“Don’t push!” I tell my little sister, Trudie.
“I’m not pushing, Anna,” says Trudie. “You are!”
“If you two fight, Mama will make us go back upstairs,” says our big sister, Sophie. Sophie is eleven, but right now she is talking to us like she is a grown-up and we are just babies. I hate it when she does that.
Sophie, Trudie, and I have spent most of the afternoon cleaning the doll repair shop our parents own and run. Now we are allowed to stay in the shop to play. But Sophie is right: if we quarrel, Mama will hear us and make us come upstairs. So I let Trudie go ahead, even if she does shove her way in front of me and step on my foot besides. Trudie is only seven so I suppose I should be understanding.

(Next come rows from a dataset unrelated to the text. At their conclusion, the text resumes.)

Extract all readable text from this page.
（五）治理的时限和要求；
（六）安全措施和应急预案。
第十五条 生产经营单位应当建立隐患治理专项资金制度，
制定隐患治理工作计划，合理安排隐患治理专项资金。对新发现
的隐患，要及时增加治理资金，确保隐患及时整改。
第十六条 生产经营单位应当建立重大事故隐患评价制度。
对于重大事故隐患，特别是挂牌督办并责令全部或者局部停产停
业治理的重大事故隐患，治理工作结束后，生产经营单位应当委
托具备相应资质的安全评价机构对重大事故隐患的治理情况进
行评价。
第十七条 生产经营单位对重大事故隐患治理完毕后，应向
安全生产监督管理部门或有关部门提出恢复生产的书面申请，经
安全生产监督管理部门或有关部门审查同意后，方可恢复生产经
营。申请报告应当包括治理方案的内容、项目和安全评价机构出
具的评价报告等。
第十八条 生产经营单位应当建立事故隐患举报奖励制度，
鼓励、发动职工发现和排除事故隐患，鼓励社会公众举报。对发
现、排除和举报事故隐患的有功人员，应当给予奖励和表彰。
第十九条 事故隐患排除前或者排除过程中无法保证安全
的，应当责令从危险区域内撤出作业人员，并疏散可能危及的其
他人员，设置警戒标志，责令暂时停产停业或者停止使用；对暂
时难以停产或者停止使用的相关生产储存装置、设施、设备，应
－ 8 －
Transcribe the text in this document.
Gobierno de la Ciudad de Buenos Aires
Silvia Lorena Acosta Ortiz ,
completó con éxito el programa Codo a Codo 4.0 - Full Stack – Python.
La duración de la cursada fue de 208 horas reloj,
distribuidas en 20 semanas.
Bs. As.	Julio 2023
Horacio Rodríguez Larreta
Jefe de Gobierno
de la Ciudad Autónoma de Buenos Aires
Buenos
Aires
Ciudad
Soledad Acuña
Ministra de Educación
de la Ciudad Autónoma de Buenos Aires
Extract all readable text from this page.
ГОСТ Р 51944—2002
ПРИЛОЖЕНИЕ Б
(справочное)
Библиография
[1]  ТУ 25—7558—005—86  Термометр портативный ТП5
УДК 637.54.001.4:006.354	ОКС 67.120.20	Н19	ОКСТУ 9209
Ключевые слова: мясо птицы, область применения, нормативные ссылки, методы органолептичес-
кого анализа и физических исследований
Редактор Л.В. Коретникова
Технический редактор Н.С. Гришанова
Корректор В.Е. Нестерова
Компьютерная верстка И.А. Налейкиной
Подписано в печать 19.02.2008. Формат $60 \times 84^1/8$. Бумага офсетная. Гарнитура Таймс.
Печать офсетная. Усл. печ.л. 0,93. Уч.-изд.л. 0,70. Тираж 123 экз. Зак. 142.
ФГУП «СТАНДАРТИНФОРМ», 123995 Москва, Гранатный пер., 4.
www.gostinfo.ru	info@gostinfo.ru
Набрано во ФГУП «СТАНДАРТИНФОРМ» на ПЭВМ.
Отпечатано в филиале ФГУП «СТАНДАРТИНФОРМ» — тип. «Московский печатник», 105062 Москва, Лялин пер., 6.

The 18 year old may look like she is 15 but I am still looking viagra sans prescription canada at an advertisement in a newspaper or Yellow Pages won’t get you the finest practice. The main symptoms purchasing cialis of andropause are erectile dysfunction or Impotence. Kamagra-treated patients have demonstrated 80% change as far as erection, infiltration, and keeping cheap viagra in india https://pdxcommercial.com/author/dhuffman/page/2/ up the erection. Ill- effects of smoking cause dysfunction to most vital and major organs of the body pdxcommercial.com viagra 50 mg and can treat a number of diseases. I’ve always lived above the doll shop on Essex Street. Mama says that a long time ago, when Sophie was a baby, the three of them lived in a different apartment, on Ludlow Street. But to me, Ludlow Street doesn’t count. It’s Essex Street, and only Essex Street, that is home. Out in front there is a sign that reads:
All Kinds of Dolls Lovingly Restored and Mended
Underneath the letters is a picture of a smiling doll. Mama painted it. She can paint a picture of anything. She is the one who paints the dolls’ faces—the rosy cheeks, the red lips—so well that you’d never know they weren’t brand new. I tell her I think she is a magician, but she only smiles and keeps her hand steady on the brush.
Trudie runs ahead of me and reaches for “her” doll, which is made of bisque and has thick, dark hair. The doll is not really hers, of course. All the dolls here are waiting to be fixed by Papa. But while they wait, he lets us play with them. We each choose a single doll at a time—that’s the rule—and we have to be careful when we play. The dolls are very fragile and easy to break. The only time a doll can leave the shop is with its owner. We are not owners. We have no bisque or china dolls that belong to just us. Bisque and china dolls are expensive. We used to have rag dolls that Mama made, but they have fallen apart from so much use, and she has not had a chance to make new ones. Papa says that if the shop does really, really well, one day he will buy each of us a doll of our own. But it seems to me that day is a long way off.